Unter Ampel-Parlamentariern gibt es Pläne, nach denen die Krankenkassen den Impfstatus ihrer Mitglieder abfragen sollen. Die Kassen entgegnen, das sei nicht ihre Aufgabe.

Eine Impfung gegen das Coronavirus.
Die Krankenkassen könnten schon bald für die Kontrolle der Impfpficht zuständig sein.
Quelle: Frank Rumpenhorst/dpa/Symbolbild/Archiv

Die gesetzlichen Krankenkassen lehnen die Kontrolle einer allgemeinen Impfpflicht gegen das Coronavirus ab. Eine Gruppe von Abgeordneten aus SPD, Grünen und FDP bereiten einen entsprechenden Gesetzentwurf vor, der den Krankenkassen diese Aufgabe übertragen würde.

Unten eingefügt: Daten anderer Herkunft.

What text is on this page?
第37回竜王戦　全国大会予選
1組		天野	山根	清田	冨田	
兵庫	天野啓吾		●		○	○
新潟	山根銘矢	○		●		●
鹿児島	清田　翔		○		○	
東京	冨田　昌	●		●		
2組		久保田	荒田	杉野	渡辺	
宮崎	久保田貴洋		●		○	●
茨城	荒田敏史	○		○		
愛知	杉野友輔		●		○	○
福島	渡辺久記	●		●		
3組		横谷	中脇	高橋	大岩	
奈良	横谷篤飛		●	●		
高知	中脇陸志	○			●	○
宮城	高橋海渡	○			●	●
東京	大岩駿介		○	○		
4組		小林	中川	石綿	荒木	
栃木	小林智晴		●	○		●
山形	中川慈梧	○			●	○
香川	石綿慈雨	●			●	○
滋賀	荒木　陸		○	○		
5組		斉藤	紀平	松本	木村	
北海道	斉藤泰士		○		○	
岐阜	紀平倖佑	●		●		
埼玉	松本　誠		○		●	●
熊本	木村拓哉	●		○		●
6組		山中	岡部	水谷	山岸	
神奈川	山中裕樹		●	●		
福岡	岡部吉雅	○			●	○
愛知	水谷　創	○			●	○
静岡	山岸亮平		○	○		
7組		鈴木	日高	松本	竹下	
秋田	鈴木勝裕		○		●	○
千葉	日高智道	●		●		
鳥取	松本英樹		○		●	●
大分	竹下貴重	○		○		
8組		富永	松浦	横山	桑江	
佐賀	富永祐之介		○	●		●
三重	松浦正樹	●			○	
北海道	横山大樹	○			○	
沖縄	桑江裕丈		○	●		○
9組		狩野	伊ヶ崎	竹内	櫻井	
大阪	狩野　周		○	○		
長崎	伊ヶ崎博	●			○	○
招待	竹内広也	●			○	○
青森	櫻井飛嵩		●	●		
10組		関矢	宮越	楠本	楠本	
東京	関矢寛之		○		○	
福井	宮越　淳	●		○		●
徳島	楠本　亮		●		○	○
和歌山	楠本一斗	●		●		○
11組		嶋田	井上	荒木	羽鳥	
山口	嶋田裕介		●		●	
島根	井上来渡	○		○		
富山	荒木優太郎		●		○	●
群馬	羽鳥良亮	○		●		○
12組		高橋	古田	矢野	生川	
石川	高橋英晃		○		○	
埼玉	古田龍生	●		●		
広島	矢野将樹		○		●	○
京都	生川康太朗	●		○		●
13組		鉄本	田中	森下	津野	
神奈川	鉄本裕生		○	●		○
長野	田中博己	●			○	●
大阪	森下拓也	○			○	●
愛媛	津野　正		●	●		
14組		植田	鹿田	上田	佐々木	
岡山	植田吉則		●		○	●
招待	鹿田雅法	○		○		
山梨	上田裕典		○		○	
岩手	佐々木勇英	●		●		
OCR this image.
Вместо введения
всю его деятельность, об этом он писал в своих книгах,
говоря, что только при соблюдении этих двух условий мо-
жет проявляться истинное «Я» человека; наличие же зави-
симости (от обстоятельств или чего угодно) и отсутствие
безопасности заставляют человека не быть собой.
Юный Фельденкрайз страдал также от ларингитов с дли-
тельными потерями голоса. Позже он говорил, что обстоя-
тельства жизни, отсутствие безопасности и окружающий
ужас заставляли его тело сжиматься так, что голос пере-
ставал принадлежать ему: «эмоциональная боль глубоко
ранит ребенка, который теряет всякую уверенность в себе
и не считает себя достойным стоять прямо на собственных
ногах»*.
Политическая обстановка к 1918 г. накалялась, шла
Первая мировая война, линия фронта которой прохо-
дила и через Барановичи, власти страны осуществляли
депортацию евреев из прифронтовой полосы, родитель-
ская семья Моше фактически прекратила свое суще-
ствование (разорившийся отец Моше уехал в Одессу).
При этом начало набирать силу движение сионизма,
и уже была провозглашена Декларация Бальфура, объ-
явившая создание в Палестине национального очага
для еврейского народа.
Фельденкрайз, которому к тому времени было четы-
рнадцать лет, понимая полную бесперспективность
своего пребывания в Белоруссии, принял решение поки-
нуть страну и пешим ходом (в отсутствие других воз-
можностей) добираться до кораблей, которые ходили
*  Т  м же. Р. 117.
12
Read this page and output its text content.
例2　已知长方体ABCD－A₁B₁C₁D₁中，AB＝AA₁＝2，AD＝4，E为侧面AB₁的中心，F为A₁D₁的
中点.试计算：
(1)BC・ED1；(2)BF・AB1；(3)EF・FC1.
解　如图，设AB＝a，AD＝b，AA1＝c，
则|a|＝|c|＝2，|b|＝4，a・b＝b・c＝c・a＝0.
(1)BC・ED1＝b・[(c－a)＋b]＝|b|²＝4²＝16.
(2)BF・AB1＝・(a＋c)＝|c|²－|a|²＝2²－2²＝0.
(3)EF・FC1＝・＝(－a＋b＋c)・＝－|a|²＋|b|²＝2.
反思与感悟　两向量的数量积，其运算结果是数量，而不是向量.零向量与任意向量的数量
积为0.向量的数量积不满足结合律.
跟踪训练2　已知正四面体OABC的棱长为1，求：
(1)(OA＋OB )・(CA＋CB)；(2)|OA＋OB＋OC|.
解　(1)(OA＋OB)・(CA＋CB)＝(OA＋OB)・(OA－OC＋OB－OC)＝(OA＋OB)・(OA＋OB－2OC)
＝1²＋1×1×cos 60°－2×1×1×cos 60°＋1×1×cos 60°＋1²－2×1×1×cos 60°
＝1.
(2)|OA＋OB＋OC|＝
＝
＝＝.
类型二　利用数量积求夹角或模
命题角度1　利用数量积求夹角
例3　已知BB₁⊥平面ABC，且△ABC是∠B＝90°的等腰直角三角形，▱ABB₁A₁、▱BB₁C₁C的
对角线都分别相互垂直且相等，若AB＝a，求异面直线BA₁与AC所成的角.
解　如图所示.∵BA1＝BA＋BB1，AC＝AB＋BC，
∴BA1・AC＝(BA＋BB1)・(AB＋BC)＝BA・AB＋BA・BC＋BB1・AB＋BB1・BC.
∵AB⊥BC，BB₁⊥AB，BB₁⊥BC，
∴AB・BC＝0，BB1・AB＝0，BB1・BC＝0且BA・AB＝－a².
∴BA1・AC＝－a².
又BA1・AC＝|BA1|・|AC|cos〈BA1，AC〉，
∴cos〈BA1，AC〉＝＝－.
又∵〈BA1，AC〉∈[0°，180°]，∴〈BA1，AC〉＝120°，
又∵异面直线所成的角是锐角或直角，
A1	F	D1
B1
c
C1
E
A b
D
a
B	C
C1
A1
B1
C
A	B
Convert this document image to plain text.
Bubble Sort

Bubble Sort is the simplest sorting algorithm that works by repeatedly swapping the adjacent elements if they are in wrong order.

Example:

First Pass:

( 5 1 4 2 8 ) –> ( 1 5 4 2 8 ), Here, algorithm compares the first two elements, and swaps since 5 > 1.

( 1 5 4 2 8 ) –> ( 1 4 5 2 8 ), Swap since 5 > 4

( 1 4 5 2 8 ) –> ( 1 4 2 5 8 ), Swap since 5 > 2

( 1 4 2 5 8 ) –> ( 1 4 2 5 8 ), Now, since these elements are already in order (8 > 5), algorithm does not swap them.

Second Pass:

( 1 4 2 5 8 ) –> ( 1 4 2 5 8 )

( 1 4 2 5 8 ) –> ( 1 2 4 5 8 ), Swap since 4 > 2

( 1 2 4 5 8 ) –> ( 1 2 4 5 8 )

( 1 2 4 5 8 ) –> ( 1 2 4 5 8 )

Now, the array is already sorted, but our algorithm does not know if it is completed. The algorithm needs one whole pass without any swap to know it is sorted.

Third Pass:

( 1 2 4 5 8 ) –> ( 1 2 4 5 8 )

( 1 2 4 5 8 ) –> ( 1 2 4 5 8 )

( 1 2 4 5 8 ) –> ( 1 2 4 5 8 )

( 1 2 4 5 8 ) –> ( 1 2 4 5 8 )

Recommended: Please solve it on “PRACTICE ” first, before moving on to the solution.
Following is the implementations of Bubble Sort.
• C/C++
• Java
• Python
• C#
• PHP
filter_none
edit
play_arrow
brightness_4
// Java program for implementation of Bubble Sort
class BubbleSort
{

Der Spitzenverband der gesetzlichen Krankenkassen (GKV) erteilte den Plänen eine deutliche Absage. Ein GKV-Sprecher sagte den Zeitungen der Funke Mediengruppe, die Kassen seien bereit, ihrem Auftrag zur Information und Beratung der Versicherten nachzukommen.

Die Durchsetzung und Kontrolle einer eventuellen gesetzlichen Impfpflicht wäre dagegen die Aufgabe des Staates.
Spitzenverband der gesetzlichen Krankenkassen (GKV)

SPD-Fraktionsvize Dirk Wiese sagte den Funke-Zeitungen dagegen, man wolle den Gesetzentwurf beibehalten und noch "vor der kommenden Woche" veröffentlichen.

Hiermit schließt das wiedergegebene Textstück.